Les vibrisses de dragon, un légume formosan
Le dragon (龍 [lóng]) est en Chine l’animal chinois par excellence. Les Chinois se surnomment eux-mêmes les « descendants du dragon » (龍的傳人 [lóngde chuánrén]). Le dragon ornait même le drapeau de la fin de l’époque de la dernière dynastie chinoise, la dynastie des Qing (1644-1911). Notons que si le dragon est dans la tradition chinoise un motif décoratif de toute première importance, seul le dragon impérial pouvait arborer cinq griffes !
En plus de ses griffes et de ses écailles, le dragon chinois se distingue également par sa paire de longues vibrisses. Ces vibrisses ont donné leur nom à plusieurs espèces végétales filiformes, dont un légume-feuille fameux, appelé « légume vibrisses de dragon » (龍鬚菜 [lóngxūcài]).
Ce légume-feuille n’est autre que les jeunes pousses, les feuilles tendres et les jeunes vrilles d’un végétal dont nous connaissons plutôt, en Occident, le fruit : la chayote, Sechium edule. Cette espèce est connue en chinois sous les noms de « courge main de Bouddha » (佛手瓜 [fóshǒuguā]), ou encore « courge-poire » (梨瓜 [líguā]). Elle est originaire du Mexique et d’Amérique Centrale, et n’a été importée à Taïwan que tardivement, vers le milieu des années 1930, alors que l’île était sous occupation japonaise.
La saveur particulière de la courge ne fait pas l’unanimité, mais ses jeunes pousses, feuilles tendres et vrilles sont très populaires à Taiwan, dans le sud de la Chine et en Thaïlande. A Taïwan, la récolte de ce légume se fait principalement d’avril à octobre. Au Cambodge, si la chayote est présente, on apprécie plutôt le fruit (appelé ស៊ូស៊ូ [su-su]), que l’on trouve assez facilement sur les marchés, la consommation des pousses tendres étant pratiquement inconnue.
Les vibrisses de dragon sont le plus souvent consommées après avoir été rapidement blanchies ou sautées. On les trouve souvent en vente dans les petits restaurants populaires qui font le charme des marchés de nuit taïwanais. On les consomme souvent agrémentées d’un œuf entier ou d’un jaune d’œuf cru, qui vient renforcer l’aspect subtilement gluant de leur texture. Elles sont aussi appréciées pour leur croquant.

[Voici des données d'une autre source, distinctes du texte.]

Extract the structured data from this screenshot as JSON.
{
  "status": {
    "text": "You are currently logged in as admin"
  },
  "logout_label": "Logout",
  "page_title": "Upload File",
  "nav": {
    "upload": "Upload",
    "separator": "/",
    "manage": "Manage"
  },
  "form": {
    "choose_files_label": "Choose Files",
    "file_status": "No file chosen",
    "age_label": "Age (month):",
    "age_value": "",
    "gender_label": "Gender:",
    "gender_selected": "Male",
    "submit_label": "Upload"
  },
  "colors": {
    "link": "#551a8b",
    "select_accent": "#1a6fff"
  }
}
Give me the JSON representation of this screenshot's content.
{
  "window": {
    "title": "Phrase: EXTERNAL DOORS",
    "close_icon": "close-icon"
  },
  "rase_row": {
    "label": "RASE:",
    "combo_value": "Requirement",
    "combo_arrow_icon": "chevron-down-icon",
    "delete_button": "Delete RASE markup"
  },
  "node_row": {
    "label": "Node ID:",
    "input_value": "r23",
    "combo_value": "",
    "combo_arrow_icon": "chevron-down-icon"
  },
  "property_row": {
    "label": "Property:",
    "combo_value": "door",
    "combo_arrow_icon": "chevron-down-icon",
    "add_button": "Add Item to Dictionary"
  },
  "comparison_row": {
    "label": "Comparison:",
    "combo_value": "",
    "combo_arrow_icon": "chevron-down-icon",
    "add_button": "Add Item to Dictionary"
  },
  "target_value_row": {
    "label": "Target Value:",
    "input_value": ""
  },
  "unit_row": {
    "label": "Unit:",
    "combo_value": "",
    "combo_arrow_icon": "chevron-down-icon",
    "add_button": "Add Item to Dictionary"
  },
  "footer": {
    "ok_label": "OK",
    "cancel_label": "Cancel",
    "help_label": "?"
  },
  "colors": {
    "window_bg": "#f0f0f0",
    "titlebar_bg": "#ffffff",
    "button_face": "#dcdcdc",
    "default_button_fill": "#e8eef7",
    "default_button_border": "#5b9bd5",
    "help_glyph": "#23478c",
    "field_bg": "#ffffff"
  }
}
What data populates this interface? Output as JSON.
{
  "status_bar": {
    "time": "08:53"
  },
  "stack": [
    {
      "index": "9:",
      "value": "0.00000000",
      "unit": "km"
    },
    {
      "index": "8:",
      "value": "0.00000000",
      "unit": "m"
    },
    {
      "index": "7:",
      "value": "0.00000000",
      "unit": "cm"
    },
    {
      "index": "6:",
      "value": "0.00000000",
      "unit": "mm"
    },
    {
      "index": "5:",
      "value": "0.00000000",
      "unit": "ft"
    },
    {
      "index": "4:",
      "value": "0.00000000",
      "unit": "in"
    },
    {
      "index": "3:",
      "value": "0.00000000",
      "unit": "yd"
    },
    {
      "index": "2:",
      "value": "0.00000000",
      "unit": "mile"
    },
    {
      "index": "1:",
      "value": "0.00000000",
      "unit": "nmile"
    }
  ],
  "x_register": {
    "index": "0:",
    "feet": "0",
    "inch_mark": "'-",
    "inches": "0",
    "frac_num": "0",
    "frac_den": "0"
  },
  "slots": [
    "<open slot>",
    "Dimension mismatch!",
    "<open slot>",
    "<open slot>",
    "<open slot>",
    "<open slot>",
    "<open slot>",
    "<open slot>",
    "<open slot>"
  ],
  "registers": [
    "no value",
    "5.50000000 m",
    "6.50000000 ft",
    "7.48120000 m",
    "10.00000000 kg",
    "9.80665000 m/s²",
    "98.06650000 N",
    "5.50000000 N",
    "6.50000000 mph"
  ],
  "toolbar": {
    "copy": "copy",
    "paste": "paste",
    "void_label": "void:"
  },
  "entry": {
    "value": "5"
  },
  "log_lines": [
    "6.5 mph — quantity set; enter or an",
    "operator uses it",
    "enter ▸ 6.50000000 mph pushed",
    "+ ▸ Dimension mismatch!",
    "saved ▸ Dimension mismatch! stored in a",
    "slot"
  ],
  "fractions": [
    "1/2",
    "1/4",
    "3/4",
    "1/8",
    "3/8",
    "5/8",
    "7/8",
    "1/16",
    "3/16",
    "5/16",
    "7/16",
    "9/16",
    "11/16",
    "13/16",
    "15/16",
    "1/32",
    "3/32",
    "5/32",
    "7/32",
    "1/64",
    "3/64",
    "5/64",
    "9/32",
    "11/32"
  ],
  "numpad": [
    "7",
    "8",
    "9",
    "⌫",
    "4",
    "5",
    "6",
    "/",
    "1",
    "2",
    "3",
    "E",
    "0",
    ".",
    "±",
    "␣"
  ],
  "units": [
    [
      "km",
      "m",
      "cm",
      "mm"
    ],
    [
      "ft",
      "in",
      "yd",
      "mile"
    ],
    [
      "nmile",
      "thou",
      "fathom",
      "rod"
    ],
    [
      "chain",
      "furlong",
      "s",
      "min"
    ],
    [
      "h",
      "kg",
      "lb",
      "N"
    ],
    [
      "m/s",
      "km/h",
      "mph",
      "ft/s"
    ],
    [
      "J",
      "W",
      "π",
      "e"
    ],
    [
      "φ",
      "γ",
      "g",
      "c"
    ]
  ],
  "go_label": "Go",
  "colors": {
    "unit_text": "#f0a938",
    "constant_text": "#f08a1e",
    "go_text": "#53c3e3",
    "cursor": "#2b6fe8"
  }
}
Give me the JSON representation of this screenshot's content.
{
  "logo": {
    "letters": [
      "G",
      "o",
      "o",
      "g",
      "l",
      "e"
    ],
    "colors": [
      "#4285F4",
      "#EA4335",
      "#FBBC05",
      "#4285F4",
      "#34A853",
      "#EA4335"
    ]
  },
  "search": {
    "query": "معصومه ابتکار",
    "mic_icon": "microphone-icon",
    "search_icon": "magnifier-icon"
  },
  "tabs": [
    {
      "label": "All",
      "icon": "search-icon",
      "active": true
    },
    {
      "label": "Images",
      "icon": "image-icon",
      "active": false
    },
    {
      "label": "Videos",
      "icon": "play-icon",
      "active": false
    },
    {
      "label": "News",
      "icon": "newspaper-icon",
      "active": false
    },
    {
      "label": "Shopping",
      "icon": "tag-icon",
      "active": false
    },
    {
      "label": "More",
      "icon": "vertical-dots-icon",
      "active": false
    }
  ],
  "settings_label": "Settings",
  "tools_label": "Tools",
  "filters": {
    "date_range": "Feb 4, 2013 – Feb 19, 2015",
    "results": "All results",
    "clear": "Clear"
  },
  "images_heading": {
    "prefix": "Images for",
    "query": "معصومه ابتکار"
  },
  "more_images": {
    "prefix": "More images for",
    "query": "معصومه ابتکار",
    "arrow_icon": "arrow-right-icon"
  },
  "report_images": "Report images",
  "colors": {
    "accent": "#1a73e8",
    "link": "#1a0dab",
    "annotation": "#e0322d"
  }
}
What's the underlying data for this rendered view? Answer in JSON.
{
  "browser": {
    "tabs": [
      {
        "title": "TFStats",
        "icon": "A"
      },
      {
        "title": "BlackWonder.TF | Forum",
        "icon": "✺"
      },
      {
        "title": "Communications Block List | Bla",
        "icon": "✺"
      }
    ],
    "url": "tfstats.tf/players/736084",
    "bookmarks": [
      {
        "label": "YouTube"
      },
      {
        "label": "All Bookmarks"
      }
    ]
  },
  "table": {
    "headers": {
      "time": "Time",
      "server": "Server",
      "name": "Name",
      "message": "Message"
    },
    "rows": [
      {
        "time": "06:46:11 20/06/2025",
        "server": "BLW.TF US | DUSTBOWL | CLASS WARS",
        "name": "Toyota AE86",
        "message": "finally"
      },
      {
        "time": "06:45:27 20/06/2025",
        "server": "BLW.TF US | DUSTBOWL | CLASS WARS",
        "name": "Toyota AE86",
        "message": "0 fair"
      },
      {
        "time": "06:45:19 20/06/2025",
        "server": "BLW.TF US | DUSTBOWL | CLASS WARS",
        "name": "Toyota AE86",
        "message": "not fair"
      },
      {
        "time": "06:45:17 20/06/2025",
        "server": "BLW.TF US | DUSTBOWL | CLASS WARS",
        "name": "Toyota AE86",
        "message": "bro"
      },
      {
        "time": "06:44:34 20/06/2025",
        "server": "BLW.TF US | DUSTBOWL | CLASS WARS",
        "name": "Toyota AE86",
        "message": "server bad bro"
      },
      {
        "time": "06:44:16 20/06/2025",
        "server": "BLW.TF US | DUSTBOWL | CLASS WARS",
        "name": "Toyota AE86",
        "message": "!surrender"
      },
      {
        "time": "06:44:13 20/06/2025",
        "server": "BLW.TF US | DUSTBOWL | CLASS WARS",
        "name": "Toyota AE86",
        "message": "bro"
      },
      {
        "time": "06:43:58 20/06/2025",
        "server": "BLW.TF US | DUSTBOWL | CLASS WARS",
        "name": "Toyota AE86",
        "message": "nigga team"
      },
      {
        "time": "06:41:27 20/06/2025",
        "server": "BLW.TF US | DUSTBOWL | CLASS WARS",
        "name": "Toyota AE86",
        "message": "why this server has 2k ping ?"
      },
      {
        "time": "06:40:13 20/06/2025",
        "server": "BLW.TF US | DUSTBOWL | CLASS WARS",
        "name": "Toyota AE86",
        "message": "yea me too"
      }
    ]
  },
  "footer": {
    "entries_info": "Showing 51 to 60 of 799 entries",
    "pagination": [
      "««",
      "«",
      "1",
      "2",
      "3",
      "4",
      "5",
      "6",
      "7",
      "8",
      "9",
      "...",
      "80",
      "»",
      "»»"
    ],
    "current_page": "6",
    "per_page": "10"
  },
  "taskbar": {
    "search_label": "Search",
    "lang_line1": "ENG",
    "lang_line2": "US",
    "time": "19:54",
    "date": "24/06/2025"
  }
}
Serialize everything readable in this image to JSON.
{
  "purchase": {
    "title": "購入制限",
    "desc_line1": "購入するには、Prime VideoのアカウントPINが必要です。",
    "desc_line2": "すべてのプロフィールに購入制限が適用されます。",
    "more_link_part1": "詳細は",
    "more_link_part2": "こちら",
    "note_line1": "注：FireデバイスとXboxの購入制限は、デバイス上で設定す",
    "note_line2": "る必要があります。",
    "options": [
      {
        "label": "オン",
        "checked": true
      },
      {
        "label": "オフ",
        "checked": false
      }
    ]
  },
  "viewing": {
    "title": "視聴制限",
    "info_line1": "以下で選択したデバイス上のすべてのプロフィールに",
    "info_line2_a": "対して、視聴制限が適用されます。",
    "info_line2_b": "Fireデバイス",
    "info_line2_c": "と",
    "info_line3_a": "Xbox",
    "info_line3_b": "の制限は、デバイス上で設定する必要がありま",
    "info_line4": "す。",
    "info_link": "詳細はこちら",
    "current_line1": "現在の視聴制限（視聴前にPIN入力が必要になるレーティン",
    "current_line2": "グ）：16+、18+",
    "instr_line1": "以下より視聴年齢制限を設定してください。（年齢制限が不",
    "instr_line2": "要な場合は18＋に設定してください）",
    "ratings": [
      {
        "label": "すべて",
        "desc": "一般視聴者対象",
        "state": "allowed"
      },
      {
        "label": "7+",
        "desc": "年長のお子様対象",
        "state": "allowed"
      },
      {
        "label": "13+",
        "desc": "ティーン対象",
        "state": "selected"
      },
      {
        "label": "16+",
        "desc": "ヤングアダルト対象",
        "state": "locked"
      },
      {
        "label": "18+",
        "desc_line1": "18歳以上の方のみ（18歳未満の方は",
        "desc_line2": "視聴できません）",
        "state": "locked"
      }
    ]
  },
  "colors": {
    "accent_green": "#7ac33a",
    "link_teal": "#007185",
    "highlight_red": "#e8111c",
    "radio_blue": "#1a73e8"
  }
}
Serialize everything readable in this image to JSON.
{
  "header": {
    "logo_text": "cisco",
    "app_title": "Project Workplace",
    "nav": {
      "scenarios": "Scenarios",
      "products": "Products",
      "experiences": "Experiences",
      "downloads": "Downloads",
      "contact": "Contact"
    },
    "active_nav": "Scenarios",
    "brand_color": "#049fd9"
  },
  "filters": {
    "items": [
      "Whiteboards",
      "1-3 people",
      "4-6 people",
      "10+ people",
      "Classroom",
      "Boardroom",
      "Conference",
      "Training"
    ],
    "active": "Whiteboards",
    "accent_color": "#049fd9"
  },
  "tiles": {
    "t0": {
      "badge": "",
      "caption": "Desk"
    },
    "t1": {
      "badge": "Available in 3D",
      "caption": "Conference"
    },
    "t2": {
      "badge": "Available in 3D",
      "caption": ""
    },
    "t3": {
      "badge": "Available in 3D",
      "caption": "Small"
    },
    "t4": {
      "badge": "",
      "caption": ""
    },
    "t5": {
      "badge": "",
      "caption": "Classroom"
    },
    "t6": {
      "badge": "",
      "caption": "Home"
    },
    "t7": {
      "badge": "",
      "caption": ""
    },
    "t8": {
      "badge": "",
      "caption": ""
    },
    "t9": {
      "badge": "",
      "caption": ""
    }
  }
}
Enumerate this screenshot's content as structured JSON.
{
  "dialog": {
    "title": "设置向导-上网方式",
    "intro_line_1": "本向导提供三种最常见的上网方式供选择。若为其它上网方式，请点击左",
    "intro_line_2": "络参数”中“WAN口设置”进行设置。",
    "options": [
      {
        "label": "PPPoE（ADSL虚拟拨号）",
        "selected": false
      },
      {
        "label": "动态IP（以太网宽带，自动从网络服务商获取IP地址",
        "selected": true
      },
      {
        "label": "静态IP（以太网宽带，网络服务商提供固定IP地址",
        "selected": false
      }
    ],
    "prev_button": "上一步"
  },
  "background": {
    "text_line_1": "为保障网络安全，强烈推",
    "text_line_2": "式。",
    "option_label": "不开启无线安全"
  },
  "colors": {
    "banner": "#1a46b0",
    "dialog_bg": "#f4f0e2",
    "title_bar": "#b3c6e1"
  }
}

Mais les restaurants taïwanais du meilleur standing ne dédaignent pas non plus ce légume-feuille, qui est alors agrémenté de façon plus élaborée et accompagné d’ingrédients plus luxueux. Dans le restaurant du Fushin Hotel, établissement cinq étoiles de Taibei, j’ai par exemple eu la chance de me régaler d’un savoureux plat de vibrisses de dragon sautées aux noix de gingko et aux shiitake.
Les jeunes pousses de la chayote sont notamment une excellente source de vitamines C. Le premier volume de l’Encyclopédie pratique des fruits et légumes de Taiwan (『台灣蔬果實用百科』) (pp. 66-67) donne la composition de ces pousses : 94 % d’eau, 3 % de protéines, 0,2 % de lipides, 2 % de glucides, 0,8 % de fibres, ainsi que vitamine C, sodium, potassium, calcium, manganèse, phosphore, fer et zinc.
La médecine chinoise traditionnelle attribue aussi diverses vertus aux vibrisses de dragon : d’après l’Encyclopédie citée ci-dessus, ce légume serait diurétique, il aiderait à faire baisser la tension artérielle, et à apaiser les symptômes dus aux fortes chaleurs estivales (langue et bouche sèches, constipation, toux sèche). La consommation prolongée de ce légume est cependant déconseillée aux personnes qui sont sujettes aux diarrhées.
3 commentaires
Les pousses de chayote sont couramment consommées dans de nombreuses régions, dont la Réunion où on les appelle brèdes chouchou.
Je remarque que les Cambodgiens ont repris le nom susu, qui vient d’une langue du Brésil, et a été diffusé par les Portugais.
En Nouvelle-Calédonie, la même utilisation peut être faite avec les pousses de citrouilles, un peu d’ail et du lait de coco, c’est délicieux…
Au printemps 2020, j’ai planté deux ou trois chayottes que mon voisin jardinier m’a donné. Printemps 2021, plus de temps pour vaquer au potager que j’ai laissé en friche. A mon grand étonnement, j’ai pu faire en octobre une belle récolte de chayottes. Les plantes se sont accrochées au figuier et ont poussé toutes seules. Je vis en Ile de France, bien loin du climat tropical d’où cette espèce est originaire. Ces plantes ont resurgi de terre, alors que le printemps a été très froid et l’été froid et pluvieux.